Jumlah tersebut baru dari satu sekolah. Jika ditotal dengan seluruh sekolah negeri di Kabupaten Jepara, maka angkanya tentu jauh lebih besar.
Choirur, selaku Humas Lintas Pelaku Masyarakat Pengawal Aspirasi (LPM - PEGAS) kepada awak media mengatakan, "Dampak Sosial dan Pendidikan dengan beban biaya pendidikan yang meningkat, hal ini sangat bertentangan dengan prinsip sekolah gratis. Hak siswa terancam, karena akses materi belajar bergantung pada kemampuan membeli LKS. Keadilan pendidikan terganggu, menimbulkan diskriminasi antara siswa yang membeli dan yang tidak," ujarnya.
Melihat hal ini, lanjut Choirur, "Kami akan menuntut Pemerintah Kabupaten Jepara bersikap tegas. Praktik ini jelas bertentangan dengan sejumlah regulasi.
Ada larangan yang terabaikan
- PP Nomor 17 Tahun 2010 Pasal 181, melarang guru menjual buku dan perlengkapan peserta didik di sekolah.
- UU Nomor 3 Tahun 2017 tentang Sistem Perbukuan, menegaskan pemerintah yang wajib menjamin ketersediaan buku.
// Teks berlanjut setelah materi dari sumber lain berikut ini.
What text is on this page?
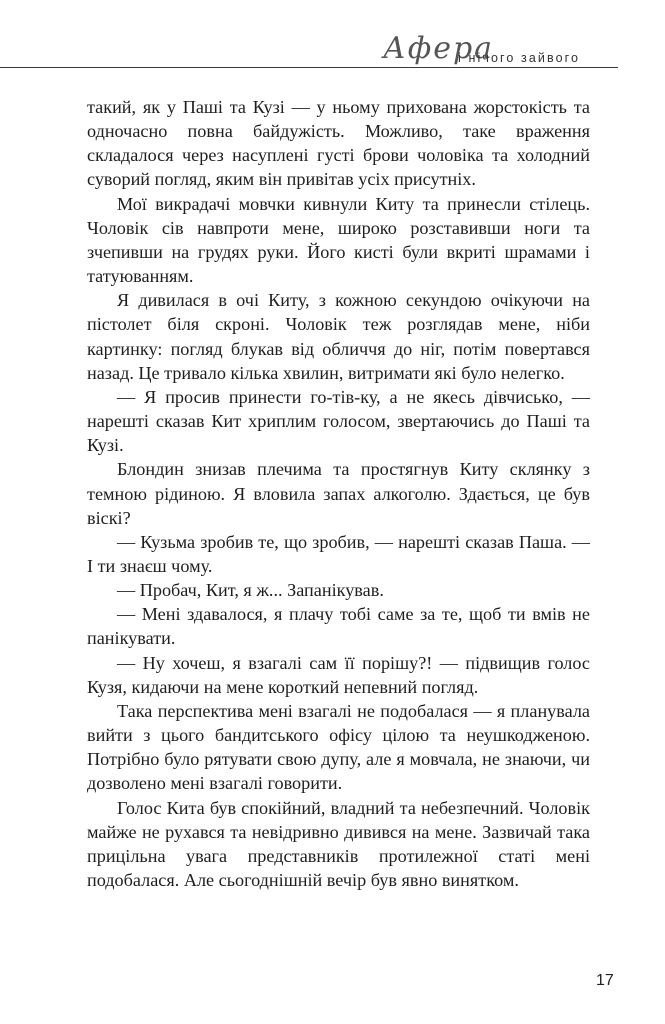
Афера
і нічого зайвого

такий, як у Паші та Кузі — у ньому прихована жорстокість та одночасно повна байдужість. Можливо, таке враження складалося через насуплені густі брови чоловіка та холодний суворий погляд, яким він привітав усіх присутніх.

Мої викрадачі мовчки кивнули Киту та принесли стілець. Чоловік сів навпроти мене, широко розставивши ноги та зчепивши на грудях руки. Його кисті були вкриті шрамами і татуюванням.

Я дивилася в очі Киту, з кожною секундою очікуючи на пістолет біля скроні. Чоловік теж розглядав мене, ніби картинку: погляд блукав від обличчя до ніг, потім повертався назад. Це тривало кілька хвилин, витримати які було нелегко.

— Я просив принести го-тів-ку, а не якесь дівчисько, — нарешті сказав Кит хриплим голосом, звертаючись до Паші та Кузі.

Блондин знизав плечима та простягнув Киту склянку з темною рідиною. Я вловила запах алкоголю. Здається, це був віскі?

— Кузьма зробив те, що зробив, — нарешті сказав Паша. — І ти знаєш чому.

— Пробач, Кит, я ж... Запанікував.

— Мені здавалося, я плачу тобі саме за те, щоб ти вмів не панікувати.

— Ну хочеш, я взагалі сам її порішу?! — підвищив голос Кузя, кидаючи на мене короткий непевний погляд.

Така перспектива мені взагалі не подобалася — я планувала вийти з цього бандитського офісу цілою та неушкодженою. Потрібно було рятувати свою дупу, але я мовчала, не знаючи, чи дозволено мені взагалі говорити.

Голос Кита був спокійний, владний та небезпечний. Чоловік майже не рухався та невідривно дивився на мене. Зазвичай така прицільна увага представників протилежної статі мені подобалася. Але сьогоднішній вечір був явно винятком.

17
- Permendikbud Nomor 75 Tahun 2020 Pasal 12a, menyebutkan sekolah dan komite dilarang melakukan pungutan dalam bentuk apapun, termasuk penjualan LKS.
Dengan demikian, penjualan LKS di sekolah negeri bisa dikategorikan sebagai pelanggaran hukum dan etik pendidikan," tegas Choirur.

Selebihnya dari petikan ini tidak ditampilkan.